FDA requires guidance
Adaptive designs allow researchers to make adjustments to the experimental protocol during a pre-designated point in the middle of the trial based on the data that has accumulated up to that moment. These adjustments may be in dose selection, sample size, trial termination due to futility or success, or population enrichment in cases when patients are selected by biomarker.
The U.S. Food and Drug Administration and European Medicines Agency support the use of adaptive clinical trials, but only with proper guidance. For example, the FDA warns that adaptive trials may increase Type I error rates, or introduce operational and statistical biases. Additionally, adaptive trials require extensive planning so that all potential changes in experimental protocol are accounted for ahead of time.
'There is a disconnect between desire and practice'
Although adaptive designs have certain advantages over standard designs, they are not used as often as they could be. Birch pointed out how more than 60 percent of biotech executives surveyed in 2014 were likely or very likely to want to engage in adaptive clinical trials. However, only 10 percent of executives actually implemented such protocols. Meanwhile, those rates are only slightly higher in the biopharmaceutical industry.

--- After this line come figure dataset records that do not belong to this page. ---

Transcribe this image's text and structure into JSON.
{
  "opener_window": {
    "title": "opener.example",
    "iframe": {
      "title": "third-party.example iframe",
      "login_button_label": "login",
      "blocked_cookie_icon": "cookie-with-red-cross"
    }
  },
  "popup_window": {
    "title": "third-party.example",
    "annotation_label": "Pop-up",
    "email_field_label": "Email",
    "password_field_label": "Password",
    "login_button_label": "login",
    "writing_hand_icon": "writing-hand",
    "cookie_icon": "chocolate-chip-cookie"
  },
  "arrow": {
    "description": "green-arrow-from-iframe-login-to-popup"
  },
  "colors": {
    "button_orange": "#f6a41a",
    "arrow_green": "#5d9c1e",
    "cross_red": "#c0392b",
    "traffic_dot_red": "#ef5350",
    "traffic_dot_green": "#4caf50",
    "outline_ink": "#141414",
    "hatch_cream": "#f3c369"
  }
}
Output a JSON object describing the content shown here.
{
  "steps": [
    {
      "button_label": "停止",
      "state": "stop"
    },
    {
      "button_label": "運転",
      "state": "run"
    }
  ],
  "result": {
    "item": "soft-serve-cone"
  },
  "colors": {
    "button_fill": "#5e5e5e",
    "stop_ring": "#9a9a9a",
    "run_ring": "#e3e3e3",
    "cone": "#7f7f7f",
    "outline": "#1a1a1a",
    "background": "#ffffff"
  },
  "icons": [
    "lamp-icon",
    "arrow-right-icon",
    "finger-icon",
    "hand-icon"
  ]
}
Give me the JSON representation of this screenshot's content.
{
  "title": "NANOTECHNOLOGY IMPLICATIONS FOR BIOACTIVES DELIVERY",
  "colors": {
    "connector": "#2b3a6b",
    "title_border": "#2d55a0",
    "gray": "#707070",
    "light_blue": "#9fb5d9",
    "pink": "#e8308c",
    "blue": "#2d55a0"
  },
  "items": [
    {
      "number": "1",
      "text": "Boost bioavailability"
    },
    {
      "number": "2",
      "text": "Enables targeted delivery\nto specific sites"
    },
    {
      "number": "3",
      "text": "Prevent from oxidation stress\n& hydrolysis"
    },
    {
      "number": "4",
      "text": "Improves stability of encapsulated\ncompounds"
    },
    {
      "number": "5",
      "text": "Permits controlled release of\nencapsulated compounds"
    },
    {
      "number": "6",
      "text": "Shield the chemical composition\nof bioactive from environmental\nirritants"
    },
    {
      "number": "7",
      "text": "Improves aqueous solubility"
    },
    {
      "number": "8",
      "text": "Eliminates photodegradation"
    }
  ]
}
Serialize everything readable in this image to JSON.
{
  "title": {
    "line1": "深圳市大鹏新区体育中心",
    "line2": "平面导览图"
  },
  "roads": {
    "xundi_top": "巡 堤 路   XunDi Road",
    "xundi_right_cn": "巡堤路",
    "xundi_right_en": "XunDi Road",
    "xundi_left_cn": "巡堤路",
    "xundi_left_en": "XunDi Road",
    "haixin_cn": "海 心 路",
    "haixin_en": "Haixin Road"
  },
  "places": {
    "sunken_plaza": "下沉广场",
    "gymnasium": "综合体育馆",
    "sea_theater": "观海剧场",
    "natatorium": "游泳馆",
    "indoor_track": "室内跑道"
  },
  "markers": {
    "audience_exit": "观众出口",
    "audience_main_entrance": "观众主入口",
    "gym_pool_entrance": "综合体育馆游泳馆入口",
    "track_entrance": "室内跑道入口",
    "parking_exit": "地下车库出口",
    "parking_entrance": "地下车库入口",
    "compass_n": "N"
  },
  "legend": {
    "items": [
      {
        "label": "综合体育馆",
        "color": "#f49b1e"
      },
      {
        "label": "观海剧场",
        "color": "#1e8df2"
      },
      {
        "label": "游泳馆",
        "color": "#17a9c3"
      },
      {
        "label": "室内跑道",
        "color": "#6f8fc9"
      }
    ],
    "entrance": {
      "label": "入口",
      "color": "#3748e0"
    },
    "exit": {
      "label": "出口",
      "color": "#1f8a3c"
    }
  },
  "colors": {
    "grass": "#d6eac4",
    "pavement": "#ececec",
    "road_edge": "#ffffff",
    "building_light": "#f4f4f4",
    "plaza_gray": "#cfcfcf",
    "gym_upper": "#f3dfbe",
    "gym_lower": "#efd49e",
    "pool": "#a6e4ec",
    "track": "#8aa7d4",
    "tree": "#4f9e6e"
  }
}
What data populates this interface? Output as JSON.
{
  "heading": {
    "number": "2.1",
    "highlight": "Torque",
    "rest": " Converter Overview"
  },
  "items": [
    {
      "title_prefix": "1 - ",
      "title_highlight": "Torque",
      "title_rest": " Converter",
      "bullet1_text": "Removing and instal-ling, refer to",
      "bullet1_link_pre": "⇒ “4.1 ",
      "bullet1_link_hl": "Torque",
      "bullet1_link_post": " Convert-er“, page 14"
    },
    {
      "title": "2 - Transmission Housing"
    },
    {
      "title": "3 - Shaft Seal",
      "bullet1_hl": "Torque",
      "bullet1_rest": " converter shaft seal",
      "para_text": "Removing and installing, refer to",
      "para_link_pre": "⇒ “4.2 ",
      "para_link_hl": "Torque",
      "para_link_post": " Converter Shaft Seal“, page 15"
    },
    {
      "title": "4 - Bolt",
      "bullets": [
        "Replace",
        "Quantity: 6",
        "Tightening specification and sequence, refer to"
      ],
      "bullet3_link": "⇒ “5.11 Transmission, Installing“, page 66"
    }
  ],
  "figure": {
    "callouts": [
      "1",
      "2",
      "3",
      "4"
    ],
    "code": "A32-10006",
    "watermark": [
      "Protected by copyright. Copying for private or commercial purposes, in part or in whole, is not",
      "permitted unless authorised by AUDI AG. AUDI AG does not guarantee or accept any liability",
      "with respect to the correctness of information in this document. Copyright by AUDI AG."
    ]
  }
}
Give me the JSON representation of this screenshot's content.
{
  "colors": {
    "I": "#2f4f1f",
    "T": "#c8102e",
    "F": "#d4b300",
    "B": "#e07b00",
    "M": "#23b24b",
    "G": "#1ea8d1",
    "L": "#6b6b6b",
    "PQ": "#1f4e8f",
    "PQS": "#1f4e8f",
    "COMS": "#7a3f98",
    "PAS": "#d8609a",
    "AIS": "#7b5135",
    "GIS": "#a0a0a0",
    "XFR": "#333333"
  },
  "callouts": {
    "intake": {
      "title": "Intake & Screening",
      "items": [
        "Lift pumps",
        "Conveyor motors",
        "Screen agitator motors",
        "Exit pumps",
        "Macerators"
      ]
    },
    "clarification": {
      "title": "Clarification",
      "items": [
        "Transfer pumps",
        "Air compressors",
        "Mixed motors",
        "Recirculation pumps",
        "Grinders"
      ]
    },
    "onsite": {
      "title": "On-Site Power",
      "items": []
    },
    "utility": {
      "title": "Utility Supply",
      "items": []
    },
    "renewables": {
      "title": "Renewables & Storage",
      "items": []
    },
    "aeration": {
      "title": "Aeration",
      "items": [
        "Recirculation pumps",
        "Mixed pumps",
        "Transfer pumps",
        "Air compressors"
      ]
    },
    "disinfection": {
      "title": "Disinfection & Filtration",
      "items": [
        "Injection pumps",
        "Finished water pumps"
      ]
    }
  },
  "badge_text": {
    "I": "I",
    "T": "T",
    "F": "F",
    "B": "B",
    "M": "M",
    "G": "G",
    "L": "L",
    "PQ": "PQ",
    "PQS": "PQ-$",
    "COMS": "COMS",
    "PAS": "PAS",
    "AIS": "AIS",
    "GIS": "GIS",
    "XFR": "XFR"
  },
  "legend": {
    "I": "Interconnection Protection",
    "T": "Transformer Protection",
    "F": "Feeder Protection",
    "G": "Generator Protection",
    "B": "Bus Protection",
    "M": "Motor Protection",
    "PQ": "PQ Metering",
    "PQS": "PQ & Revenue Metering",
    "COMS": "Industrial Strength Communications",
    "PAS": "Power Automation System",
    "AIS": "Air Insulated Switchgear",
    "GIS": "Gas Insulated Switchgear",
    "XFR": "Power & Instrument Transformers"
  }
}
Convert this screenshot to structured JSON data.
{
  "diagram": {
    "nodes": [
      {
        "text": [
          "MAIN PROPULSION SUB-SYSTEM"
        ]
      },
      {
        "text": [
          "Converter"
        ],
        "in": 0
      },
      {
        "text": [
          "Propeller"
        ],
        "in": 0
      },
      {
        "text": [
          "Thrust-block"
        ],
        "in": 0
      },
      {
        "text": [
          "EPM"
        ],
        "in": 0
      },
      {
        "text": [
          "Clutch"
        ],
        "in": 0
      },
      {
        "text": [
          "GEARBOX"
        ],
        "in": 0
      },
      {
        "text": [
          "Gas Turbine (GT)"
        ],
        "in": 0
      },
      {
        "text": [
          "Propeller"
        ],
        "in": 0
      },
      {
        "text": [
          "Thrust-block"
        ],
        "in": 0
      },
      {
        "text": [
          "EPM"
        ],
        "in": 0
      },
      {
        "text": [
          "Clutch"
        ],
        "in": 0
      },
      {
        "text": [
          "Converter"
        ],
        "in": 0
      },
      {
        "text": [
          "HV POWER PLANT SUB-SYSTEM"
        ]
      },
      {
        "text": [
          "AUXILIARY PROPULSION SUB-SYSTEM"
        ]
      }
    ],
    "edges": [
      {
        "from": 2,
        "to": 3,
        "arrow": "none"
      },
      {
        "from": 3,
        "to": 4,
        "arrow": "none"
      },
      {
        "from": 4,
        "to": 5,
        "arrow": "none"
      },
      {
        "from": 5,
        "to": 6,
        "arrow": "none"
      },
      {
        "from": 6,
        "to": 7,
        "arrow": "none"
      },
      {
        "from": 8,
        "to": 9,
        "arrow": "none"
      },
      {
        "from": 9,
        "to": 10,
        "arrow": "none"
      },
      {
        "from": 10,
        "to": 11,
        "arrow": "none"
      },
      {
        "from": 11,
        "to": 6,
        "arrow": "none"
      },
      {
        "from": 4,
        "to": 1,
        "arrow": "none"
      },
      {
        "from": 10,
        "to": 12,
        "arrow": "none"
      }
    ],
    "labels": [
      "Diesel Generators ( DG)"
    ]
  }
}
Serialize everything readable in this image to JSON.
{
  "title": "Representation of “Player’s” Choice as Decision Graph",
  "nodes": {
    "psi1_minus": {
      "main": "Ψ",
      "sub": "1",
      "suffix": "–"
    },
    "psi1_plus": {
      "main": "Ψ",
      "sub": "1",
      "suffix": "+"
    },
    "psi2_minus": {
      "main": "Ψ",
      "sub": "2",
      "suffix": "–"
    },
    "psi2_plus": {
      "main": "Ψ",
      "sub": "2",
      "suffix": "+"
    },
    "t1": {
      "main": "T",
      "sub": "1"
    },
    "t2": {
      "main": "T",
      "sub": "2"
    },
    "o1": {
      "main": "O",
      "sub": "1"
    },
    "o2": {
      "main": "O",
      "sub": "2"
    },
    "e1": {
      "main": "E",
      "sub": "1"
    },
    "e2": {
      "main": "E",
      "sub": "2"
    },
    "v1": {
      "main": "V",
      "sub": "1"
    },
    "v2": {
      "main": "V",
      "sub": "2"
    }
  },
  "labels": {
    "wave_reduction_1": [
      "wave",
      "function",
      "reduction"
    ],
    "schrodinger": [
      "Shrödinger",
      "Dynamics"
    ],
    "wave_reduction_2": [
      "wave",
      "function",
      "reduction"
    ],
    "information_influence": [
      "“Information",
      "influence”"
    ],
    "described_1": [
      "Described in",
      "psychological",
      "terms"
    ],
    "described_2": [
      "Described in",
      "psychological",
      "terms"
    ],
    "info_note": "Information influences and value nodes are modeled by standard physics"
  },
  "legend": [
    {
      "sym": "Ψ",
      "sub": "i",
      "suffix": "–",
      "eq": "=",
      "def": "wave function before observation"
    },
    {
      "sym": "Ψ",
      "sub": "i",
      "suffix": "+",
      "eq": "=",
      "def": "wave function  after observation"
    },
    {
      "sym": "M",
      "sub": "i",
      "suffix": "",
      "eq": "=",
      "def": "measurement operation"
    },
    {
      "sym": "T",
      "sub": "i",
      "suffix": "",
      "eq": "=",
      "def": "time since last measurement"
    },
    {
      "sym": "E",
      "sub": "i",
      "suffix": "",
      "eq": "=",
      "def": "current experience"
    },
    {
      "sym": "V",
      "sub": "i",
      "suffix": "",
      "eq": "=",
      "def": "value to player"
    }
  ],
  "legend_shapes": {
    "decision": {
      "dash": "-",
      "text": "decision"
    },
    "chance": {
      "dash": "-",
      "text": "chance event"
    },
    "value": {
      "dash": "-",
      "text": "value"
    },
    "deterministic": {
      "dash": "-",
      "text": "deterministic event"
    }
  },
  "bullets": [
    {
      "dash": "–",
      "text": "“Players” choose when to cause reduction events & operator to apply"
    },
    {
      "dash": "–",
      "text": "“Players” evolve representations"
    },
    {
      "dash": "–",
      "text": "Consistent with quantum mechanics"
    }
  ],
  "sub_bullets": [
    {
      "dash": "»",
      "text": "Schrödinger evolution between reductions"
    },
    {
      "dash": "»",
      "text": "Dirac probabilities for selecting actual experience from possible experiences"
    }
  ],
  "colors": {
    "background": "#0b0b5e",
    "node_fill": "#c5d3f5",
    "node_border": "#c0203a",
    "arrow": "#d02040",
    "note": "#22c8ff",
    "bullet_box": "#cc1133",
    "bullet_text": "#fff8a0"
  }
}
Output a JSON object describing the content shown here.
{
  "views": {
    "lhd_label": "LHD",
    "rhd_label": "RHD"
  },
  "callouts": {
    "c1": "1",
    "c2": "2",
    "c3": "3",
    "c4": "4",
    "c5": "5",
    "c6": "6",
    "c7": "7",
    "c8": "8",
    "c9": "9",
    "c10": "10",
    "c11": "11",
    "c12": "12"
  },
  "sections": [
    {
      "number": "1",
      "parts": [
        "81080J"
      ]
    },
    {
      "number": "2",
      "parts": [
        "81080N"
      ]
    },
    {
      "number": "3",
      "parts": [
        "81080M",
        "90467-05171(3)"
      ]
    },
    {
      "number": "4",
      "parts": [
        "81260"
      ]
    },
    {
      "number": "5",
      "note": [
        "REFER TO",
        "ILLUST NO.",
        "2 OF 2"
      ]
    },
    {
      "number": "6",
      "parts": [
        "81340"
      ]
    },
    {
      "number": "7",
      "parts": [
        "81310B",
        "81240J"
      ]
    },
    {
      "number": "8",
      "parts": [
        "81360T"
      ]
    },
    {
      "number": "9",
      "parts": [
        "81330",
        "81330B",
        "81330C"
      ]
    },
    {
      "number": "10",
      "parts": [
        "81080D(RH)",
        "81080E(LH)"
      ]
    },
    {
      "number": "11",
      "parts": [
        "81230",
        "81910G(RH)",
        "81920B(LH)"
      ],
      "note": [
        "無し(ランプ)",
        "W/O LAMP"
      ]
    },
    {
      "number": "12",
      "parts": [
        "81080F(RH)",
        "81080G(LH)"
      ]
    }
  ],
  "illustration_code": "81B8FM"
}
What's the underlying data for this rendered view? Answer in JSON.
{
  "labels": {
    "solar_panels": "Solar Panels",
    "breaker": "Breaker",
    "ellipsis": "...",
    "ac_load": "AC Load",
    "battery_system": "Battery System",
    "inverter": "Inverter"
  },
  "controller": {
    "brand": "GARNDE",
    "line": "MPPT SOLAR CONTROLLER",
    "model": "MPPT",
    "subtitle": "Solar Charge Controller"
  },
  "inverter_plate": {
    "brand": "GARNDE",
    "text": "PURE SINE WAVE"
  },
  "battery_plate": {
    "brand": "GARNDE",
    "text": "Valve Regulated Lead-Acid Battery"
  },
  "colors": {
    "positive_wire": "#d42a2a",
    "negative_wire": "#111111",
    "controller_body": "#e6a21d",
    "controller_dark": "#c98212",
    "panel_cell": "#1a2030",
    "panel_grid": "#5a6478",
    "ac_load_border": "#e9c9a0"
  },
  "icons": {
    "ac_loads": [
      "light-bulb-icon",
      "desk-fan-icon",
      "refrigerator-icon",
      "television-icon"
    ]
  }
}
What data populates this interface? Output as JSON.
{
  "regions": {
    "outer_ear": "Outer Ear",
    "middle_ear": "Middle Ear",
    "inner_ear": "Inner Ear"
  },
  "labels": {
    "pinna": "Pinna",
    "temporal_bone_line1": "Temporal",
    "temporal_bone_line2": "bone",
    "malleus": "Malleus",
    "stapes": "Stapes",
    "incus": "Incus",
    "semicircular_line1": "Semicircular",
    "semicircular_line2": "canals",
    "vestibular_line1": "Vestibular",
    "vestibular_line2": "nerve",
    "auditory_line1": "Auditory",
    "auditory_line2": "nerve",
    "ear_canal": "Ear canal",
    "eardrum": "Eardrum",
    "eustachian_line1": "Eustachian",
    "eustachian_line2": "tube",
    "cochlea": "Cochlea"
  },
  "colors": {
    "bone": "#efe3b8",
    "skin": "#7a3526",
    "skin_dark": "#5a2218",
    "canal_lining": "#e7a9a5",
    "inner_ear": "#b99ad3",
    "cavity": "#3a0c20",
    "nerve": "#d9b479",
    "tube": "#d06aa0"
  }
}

To illustrate the potential success of adaptive design, Birch discussed the drug neratinib, which was part of the ISPY-2 breast cancer trial that continues to evaluate several drug candidates at the same time. I-SPY 2 uses an adaptive design with the overall goals of significantly reducing the amount of time to reach conclusive results, and boosting Phase III trial success rates to 85 percent. In December 2013, neratinib graduated from a Phase II trial to a Phase III experiment, and by July 2014, the drug reached its clinical endpoint. According to the I-SPY 2 researchers, Phase II graduates typically require three years for Phase III study. The company that owns the drug plans to file for FDA approval in 2015, according to Birch.
Ultimately, adaptive design can help companies spend less time and money on drug evaluation, and bring candidates from bench to bedside quickly.